A potential implication of these results relates to the clinical use of HDAC inhibitors, where inhibition of ISG expression and the subsequent impaired antiviral response could be a consideration. HDAC inhibitors are chemotherapeutic agents because of their ability to induce differentiation, growth arrest, and apoptosis of tumor cells (13). ASlicee promyelocytic leukemia Retorts to both HDAC inhibitor and IFN therapy (49). However, the inhibition of IFN responsiveness by HDAC inhibitors would suggest caution in the possible combined use of these agents. Similarly, attention to the possibility of unexpected susceptibility to viral infections during HDAC inhibitor therapy may be appropriate. The HDAC inhibitor VPA is a standard antiepileptic treatment. Given the impaired ISG responses observed in cells exposed to VPA, a similar Trace is possible in patients receiving this drug. For instance, VPA treatment has been found to exacerbate chronic HCV infections (50), a disease that is often responsive to IFN therapy in a HDAC-dependent manner (Fig. 3E ). Investigation of possible impaired IFN responsiveness in other biological consequences of HDAC inhibitors is warranted.

Acknowledgments

We thank Gregory David for helpful discussion and the gift of reagents, Annick Gauthier for discussions, and Wei Zhu and Esther Casas for expert technical assistance. This work was supported by the National Institutes of Health, the American Heart Association, the Dr. Louis A. Schneider Professorship in Molecular Pathology, and the Greenberg Medical Research Institute.

Footnotes

↵ § To whom corRetortence should be addressed. E-mail: del243{at}med.nyu.edu.

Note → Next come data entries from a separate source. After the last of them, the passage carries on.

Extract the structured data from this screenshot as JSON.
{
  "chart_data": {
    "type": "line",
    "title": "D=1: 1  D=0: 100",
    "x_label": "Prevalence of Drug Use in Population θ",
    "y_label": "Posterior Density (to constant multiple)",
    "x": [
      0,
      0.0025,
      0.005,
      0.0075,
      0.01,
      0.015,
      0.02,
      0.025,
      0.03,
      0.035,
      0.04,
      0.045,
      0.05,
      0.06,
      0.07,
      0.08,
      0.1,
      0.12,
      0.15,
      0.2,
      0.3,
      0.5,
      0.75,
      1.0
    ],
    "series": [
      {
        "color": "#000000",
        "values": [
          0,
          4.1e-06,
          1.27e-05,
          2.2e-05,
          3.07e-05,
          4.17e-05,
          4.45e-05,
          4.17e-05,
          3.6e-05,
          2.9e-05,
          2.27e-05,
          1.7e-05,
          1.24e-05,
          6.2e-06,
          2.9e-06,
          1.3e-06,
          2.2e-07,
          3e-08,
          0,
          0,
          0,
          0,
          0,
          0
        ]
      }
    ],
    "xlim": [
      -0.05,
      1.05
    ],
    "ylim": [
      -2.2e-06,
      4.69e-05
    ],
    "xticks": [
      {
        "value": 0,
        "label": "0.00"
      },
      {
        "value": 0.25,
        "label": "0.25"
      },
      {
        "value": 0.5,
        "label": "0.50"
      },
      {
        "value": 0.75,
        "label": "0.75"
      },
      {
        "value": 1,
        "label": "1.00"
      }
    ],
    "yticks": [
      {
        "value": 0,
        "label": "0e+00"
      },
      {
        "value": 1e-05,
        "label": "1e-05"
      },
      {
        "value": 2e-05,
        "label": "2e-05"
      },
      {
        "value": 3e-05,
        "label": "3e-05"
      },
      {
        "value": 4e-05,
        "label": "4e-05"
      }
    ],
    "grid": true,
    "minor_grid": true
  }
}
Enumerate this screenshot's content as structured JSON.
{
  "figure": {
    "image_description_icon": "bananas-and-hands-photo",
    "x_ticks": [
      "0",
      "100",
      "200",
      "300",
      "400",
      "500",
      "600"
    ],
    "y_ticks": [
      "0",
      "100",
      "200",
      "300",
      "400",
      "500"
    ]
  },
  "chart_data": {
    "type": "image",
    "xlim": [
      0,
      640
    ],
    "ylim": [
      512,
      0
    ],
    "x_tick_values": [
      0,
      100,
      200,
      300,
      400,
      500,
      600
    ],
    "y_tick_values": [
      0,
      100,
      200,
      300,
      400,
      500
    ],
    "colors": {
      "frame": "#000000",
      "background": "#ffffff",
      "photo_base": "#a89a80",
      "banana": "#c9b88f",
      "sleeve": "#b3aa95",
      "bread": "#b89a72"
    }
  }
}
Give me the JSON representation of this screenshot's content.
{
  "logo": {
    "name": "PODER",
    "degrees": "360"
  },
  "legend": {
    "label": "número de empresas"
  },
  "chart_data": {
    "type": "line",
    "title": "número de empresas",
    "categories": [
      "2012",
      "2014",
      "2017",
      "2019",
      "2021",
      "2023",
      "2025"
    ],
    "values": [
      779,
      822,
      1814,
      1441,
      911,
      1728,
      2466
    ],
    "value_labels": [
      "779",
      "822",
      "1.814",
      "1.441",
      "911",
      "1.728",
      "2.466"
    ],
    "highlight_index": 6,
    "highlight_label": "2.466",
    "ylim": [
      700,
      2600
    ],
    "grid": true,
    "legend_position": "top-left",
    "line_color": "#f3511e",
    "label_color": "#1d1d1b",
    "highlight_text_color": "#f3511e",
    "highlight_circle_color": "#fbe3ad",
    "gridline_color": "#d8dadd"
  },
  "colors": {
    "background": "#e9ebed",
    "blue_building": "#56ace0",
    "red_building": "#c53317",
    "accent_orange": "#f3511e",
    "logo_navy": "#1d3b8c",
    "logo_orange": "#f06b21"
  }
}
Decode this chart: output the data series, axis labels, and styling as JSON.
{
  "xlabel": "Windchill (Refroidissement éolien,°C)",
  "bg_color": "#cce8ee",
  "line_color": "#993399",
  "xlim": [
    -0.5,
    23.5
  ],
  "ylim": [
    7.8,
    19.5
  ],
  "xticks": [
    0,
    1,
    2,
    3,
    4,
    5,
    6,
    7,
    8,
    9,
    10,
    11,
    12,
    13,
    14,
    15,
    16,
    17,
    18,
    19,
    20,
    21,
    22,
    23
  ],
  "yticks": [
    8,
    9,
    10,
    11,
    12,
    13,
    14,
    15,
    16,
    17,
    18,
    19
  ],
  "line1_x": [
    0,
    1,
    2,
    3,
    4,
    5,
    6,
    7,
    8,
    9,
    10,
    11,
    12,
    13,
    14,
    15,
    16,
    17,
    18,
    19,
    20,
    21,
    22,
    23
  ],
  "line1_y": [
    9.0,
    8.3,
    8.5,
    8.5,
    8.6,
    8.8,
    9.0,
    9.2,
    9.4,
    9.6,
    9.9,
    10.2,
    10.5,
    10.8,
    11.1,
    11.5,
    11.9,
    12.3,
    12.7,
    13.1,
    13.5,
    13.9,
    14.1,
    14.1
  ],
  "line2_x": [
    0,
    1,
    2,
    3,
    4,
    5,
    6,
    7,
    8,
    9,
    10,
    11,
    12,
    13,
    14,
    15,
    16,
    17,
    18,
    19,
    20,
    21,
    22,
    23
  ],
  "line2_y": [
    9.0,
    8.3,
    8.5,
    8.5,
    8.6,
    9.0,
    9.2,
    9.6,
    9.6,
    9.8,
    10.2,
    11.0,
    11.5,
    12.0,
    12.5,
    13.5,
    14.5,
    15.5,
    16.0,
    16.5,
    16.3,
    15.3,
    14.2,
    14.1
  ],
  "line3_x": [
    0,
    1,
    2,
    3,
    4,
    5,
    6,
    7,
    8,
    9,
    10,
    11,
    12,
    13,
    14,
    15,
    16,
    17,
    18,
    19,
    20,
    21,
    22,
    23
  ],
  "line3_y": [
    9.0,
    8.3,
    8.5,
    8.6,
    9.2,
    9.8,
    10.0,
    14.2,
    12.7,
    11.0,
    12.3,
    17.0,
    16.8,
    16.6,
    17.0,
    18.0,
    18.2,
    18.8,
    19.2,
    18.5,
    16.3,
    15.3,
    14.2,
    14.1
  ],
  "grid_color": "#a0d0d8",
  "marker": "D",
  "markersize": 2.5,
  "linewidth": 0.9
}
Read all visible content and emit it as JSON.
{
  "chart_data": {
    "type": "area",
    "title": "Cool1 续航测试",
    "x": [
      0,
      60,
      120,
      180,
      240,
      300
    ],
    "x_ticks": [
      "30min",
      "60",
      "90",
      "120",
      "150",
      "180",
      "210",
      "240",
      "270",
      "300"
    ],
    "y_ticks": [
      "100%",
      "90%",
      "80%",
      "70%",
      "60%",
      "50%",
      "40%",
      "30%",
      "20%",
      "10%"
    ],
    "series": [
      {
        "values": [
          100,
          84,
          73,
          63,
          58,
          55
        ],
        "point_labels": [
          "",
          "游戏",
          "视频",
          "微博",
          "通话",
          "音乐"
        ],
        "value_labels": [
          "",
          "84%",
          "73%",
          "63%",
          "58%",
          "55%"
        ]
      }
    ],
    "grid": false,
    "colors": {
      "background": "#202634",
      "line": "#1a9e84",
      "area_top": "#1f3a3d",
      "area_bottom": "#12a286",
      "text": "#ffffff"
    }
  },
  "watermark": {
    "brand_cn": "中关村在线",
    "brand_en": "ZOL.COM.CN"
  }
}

This paper was submitted directly (Track II) to the PNAS office.

Abbreviations: ChIP, chromatin immunoprecipitation; Cx, cycloheximide; HDAC, histone deacetylase; HCV, hepatitis C virus; IRF, IFN regulatory factor; ISG, IFN-stimulated gene(s); NDV, Newcastle disease virus; Stat, signal transducer and activator of transcription; TSA, trichostatin A; VPA, valproic acid; VSV, vesicular stomatitis virus.